The results of these steps were stored in DataSet_A csv file. This CSV file contains 816 reference strings with 4 columns:
- ref_id,
- reference_strings,
- reference_segementations,
- Math_ids_in_sowiport.
Out of all references in the set, 521 items have at least one match item in sowiport.
Sowiport contained more than 9 million bibliographic records. We publish a smaller set of data from sowiport that allows experiments with the Gold standard.

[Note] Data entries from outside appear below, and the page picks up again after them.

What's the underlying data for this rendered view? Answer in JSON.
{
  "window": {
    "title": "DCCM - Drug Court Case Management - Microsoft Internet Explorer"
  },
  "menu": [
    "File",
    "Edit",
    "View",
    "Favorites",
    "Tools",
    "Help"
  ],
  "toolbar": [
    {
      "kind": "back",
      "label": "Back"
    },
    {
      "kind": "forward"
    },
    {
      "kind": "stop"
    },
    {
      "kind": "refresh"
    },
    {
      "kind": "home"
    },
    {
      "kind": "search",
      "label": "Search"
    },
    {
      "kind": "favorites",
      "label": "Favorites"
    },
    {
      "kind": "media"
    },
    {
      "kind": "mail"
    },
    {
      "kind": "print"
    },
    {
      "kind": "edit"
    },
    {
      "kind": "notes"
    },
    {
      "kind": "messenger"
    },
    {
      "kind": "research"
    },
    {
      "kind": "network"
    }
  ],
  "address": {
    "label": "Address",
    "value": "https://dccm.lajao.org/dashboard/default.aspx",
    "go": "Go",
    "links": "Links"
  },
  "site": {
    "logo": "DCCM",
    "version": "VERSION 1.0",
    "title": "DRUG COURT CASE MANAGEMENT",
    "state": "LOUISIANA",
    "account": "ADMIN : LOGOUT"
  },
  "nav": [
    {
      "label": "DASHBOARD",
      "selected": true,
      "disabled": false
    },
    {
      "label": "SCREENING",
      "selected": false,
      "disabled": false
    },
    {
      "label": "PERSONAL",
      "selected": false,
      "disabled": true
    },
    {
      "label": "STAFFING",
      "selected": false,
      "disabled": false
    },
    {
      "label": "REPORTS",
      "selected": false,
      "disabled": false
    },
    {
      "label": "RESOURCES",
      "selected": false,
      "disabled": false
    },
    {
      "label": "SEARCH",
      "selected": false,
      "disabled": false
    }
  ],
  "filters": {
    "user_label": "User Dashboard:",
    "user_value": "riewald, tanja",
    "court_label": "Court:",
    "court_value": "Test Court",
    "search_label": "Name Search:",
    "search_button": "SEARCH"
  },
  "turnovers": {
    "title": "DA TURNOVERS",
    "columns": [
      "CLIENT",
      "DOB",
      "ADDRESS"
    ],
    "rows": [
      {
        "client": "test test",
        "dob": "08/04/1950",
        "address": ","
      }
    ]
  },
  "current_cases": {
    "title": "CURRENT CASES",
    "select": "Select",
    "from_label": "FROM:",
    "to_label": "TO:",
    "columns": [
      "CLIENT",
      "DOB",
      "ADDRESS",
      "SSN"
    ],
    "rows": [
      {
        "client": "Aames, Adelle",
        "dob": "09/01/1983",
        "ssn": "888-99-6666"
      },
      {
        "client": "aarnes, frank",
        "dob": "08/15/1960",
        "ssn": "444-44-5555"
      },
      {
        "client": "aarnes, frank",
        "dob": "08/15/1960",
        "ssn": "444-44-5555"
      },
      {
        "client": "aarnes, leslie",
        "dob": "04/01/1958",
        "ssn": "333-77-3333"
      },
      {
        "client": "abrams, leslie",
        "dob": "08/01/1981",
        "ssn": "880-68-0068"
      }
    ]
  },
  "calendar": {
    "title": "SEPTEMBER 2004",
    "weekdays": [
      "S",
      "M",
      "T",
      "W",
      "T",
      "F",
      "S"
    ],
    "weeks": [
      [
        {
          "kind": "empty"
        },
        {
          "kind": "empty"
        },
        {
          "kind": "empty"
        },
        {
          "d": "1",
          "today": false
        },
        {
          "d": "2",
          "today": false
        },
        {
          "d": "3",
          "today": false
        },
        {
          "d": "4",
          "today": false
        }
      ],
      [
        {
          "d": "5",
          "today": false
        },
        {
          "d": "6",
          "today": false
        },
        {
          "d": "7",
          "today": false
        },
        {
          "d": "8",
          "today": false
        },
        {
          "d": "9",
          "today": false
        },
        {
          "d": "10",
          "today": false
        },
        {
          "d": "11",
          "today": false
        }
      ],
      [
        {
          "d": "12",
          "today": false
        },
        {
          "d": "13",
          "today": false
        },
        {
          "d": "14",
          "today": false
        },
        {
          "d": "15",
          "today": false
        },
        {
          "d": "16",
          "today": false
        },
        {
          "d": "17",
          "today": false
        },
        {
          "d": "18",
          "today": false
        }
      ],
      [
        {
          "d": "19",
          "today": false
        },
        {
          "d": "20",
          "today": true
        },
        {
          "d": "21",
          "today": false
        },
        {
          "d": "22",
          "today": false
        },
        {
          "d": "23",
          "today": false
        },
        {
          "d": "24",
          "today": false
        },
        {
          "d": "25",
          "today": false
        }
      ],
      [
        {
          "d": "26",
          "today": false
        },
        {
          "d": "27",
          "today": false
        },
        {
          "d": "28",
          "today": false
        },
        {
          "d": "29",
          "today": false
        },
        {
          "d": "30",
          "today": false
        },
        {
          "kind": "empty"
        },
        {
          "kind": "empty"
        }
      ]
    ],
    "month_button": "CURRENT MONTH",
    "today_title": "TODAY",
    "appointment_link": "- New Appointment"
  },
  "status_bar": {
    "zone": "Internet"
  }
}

This set of data was stored as DataSet_B csv file. This set of data includes 18,590 bibliographic items and 16 columns:
- 'id': sowiport id ,
- 'title_full': the full title of the article,
- 'title_sub': the sub title of the article,
- 'facet_person_str_mv': authors' names used for facet in sowiport ,
- 'person_author_normalized_str_mv': normalized format of authors' family names,
- 'journal_short_txt_mv': short title format of journal,
- 'journal_title_txt_mv': the full title of journal,
- 'norm_pagerange_str': normalize format of page information,
- 'norm_publishDate_str': normalized publish year infromation,
- 'norm_title_full_str': normalized format of full title,
- 'norm_title_str': normalized format of sub title,
- 'norm_volume_str': normalized format of volume information,
- 'norm_issue_str': normalized format of issue information,
- 'recorddoi_str_mv': doi information,
- 'zsabk_str': abbrivation of journal title,
- 'db_origin_str': source of the information in Sowiport.